Account correspondence Amount, rub. Contents of operation
Dt CT
44 60 39 000 Advertising expenses are reflected as part of business expenses
44 60 58 000 Transport costs are taken into account as part of commercial expenses (delivery of the finished product)
25 60 23 000 Services for the delivery of raw materials to production are reflected
20 70 100 000 Salaries paid to production workers
20 69 30 000 Accrued fear. contributions to the Pension Fund, Social Insurance Fund, Federal Compulsory Medical Insurance Fund for people employed in production
44 70 32 000 Salaries paid to packers
44 69 9 600 Insurance contributions to the Pension Fund, Social Insurance Fund, and Federal Compulsory Compulsory Medical Insurance for employees of the packaging workshop have been calculated
20 02 10 000 Depreciation

You can read more about postings to account 44 in the article “Posting Dt 44 and Kt 44 (nuances).”
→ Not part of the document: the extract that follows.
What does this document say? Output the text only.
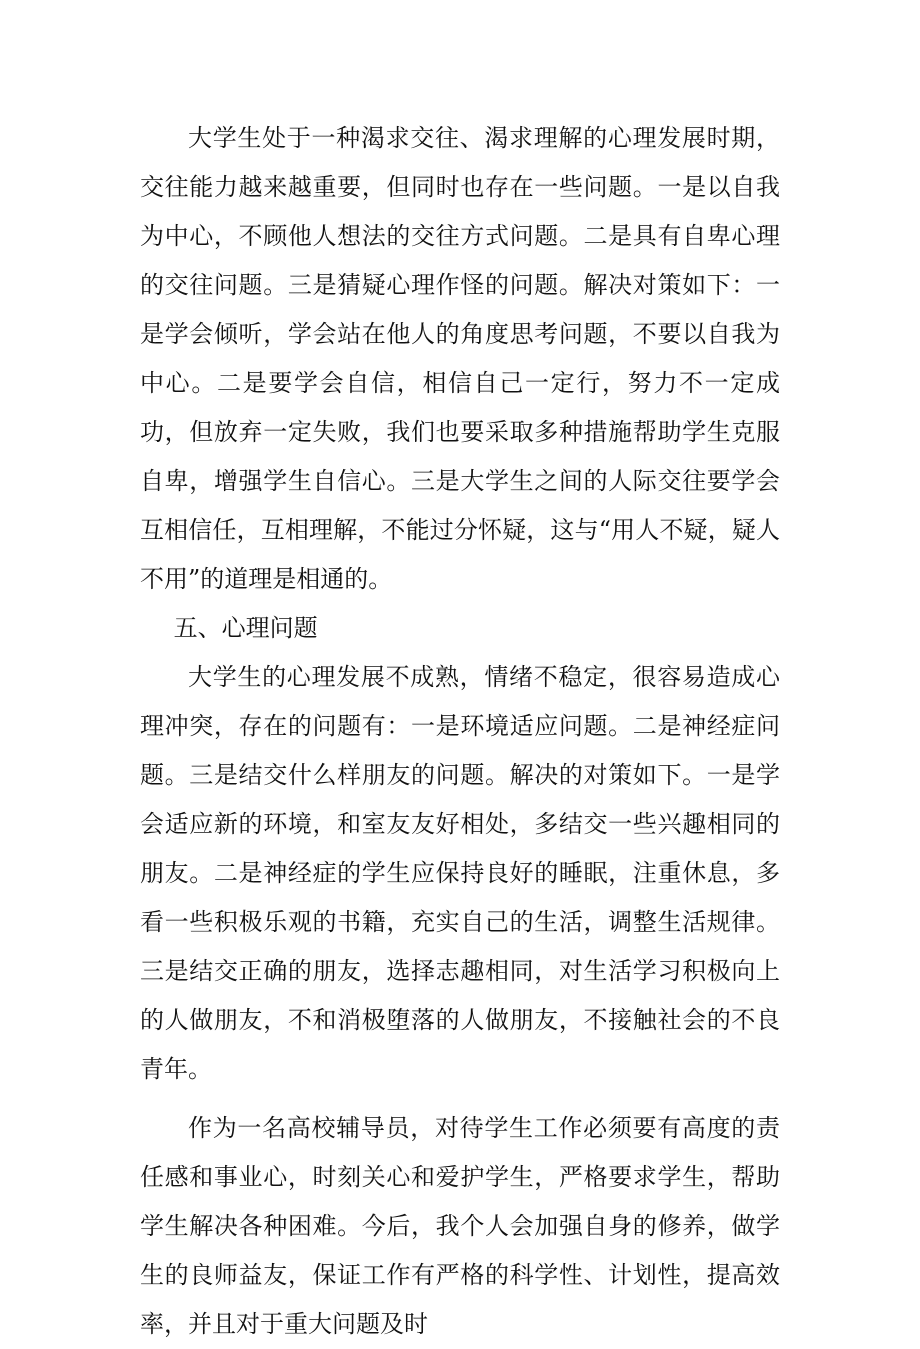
大学生处于一种渴求交往、渴求理解的心理发展时期，交往能力越来越重要，但同时也存在一些问题。一是以自我为中心，不顾他人想法的交往方式问题。二是具有自卑心理的交往问题。三是猜疑心理作怪的问题。解决对策如下：一是学会倾听，学会站在他人的角度思考问题，不要以自我为中心。二是要学会自信，相信自己一定行，努力不一定成功，但放弃一定失败，我们也要采取多种措施帮助学生克服自卑，增强学生自信心。三是大学生之间的人际交往要学会互相信任，互相理解，不能过分怀疑，这与“用人不疑，疑人不用”的道理是相通的。

五、心理问题

大学生的心理发展不成熟，情绪不稳定，很容易造成心理冲突，存在的问题有：一是环境适应问题。二是神经症问题。三是结交什么样朋友的问题。解决的对策如下。一是学会适应新的环境，和室友友好相处，多结交一些兴趣相同的朋友。二是神经症的学生应保持良好的睡眠，注重休息，多看一些积极乐观的书籍，充实自己的生活，调整生活规律。三是结交正确的朋友，选择志趣相同，对生活学习积极向上的人做朋友，不和消极堕落的人做朋友，不接触社会的不良青年。

作为一名高校辅导员，对待学生工作必须要有高度的责任感和事业心，时刻关心和爱护学生，严格要求学生，帮助学生解决各种困难。今后，我个人会加强自身的修养，做学生的良师益友，保证工作有严格的科学性、计划性，提高效率，并且对于重大问题及时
Primary documents confirming TR

Within the framework of contracts drawn up between manufacturers and trading enterprises, on the one hand, and logistics intermediaries, on the other, the Consignment Note serves as documentary evidence of the actual provision of services. According to the current standards, enshrined within the framework of paragraph 2 of Art. 785 of the Civil Code of the Russian Federation, as well as the ninth rule of government decree No. 272 ​​of April 15, 2011, in situations where the contract does not otherwise provide, responsibility for drawing up the technical specifications rests with the sender.

To indicate the price and value, the TORG-12 consignment note is filled out, and the accounting document confirming the movement of goods and serving as confirmation when issuing an invoice for delivery is the consignment note (1-T), which looks like this.